Priyam immigrated to the US from Bangladesh in his 9th grade year and worked hard to learn English and grow accustomed to American culture. One of his teaches wrote that “Priyam has an enthusiasm and joy for learning that makes him the sort of student any teacher would love to have.”  He worked part-time, volunteered in the school library and as a tutor, and even found time to play cricket.  Priyam wants to study medicine and return to Bangladesh to help those in need. When he was in middle school, the mother of a good friend died from lung cancer. But Priyam wrote in his essay, ”In my opinion, she died because of money. They did not have money to take her to a hospital and buy medicine. From that day, I promised to myself that when I grow up, I'll make sure that people like them get free treatment.” He attends George Mason University.

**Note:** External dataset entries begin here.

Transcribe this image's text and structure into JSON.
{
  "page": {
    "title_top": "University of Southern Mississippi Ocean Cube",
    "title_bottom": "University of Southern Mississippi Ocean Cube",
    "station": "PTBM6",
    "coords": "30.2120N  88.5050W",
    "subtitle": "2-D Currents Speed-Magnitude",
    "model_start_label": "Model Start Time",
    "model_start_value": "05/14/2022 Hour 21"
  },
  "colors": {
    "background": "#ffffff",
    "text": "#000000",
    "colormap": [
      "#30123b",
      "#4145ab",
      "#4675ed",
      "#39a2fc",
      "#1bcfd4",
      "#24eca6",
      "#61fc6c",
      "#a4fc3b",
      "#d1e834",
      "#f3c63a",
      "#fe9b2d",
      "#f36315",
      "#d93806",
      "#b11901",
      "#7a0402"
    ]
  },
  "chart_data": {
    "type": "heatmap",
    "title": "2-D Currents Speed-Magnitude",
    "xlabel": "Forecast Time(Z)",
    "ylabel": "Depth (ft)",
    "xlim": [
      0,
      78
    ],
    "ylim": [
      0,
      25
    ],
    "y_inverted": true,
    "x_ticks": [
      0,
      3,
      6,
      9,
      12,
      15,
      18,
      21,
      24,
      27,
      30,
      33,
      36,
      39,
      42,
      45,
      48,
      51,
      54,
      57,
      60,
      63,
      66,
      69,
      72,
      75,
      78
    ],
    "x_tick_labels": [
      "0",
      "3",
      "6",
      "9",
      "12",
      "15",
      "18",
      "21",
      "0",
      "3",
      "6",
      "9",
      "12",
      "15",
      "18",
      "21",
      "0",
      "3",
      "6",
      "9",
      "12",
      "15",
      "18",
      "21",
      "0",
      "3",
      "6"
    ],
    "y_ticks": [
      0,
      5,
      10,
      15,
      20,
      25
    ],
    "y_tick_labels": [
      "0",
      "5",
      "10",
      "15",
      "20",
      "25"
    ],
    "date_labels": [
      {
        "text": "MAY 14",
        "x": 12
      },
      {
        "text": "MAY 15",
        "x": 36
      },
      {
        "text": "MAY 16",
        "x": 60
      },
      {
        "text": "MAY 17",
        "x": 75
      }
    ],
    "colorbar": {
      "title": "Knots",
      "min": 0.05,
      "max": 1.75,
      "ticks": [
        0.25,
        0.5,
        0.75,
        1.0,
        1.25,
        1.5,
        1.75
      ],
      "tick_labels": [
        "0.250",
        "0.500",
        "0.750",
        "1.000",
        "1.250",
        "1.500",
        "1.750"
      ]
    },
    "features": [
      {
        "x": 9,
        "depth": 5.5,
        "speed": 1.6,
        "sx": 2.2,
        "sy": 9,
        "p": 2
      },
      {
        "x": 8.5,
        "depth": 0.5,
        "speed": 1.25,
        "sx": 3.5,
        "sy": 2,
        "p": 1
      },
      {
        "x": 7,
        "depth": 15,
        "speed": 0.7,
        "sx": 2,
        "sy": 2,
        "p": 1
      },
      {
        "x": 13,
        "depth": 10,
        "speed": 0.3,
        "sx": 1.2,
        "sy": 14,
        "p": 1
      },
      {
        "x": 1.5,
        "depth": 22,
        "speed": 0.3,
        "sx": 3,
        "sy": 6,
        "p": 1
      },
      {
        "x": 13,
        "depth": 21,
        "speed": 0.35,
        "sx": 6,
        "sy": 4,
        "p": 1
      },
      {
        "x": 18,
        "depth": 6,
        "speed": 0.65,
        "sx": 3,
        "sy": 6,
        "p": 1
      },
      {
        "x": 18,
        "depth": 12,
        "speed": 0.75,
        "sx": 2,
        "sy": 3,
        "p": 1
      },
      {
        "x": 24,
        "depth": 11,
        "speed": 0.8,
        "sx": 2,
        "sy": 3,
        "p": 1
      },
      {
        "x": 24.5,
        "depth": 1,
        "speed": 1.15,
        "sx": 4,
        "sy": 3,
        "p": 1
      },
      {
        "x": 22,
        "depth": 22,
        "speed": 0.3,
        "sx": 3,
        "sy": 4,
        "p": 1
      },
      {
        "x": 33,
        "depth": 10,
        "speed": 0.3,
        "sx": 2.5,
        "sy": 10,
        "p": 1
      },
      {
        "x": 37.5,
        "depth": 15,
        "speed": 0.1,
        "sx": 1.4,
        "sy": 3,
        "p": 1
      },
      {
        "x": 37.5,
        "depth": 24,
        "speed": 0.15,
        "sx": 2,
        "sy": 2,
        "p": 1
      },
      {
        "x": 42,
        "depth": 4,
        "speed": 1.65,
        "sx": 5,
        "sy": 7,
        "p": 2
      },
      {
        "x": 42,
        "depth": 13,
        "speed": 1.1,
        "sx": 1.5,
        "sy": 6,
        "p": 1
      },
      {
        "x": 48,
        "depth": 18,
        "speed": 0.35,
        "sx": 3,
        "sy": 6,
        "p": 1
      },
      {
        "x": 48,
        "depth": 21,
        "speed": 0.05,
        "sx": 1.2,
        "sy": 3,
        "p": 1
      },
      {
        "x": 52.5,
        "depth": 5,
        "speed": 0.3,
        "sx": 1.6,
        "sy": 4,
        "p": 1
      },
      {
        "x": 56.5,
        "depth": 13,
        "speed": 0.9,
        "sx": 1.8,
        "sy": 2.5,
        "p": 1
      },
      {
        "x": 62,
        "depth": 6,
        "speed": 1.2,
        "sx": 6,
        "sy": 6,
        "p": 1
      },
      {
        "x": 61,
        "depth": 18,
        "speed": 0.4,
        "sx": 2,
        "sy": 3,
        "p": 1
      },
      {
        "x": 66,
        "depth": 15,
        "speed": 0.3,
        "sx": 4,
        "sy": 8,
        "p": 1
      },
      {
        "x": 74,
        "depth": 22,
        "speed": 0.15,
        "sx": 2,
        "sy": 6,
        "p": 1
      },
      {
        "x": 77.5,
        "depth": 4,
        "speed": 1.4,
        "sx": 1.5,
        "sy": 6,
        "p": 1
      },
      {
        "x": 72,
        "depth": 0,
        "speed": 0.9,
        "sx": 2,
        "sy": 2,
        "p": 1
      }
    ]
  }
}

Despite Star’s complicated family and living situation, she persevered through high school. Her recommenders spoke highly of her maturity, work ethic, and ability to rise to a challenge. In addition to completing school work and working to help support herself and her brother, she found time to volunteer with her church and in the community including being a coach/mentor at youth volleyball clinics. A student-athlete all four years at Stuart, Star wants to pursue Exercise Science in college. As she wrote in her essay, “I want to be a role model and motivate students to make healthy choices. I believe educating students on the benefits from staying active and playing sports will help them get on the right path.” She attends Old Dominion University.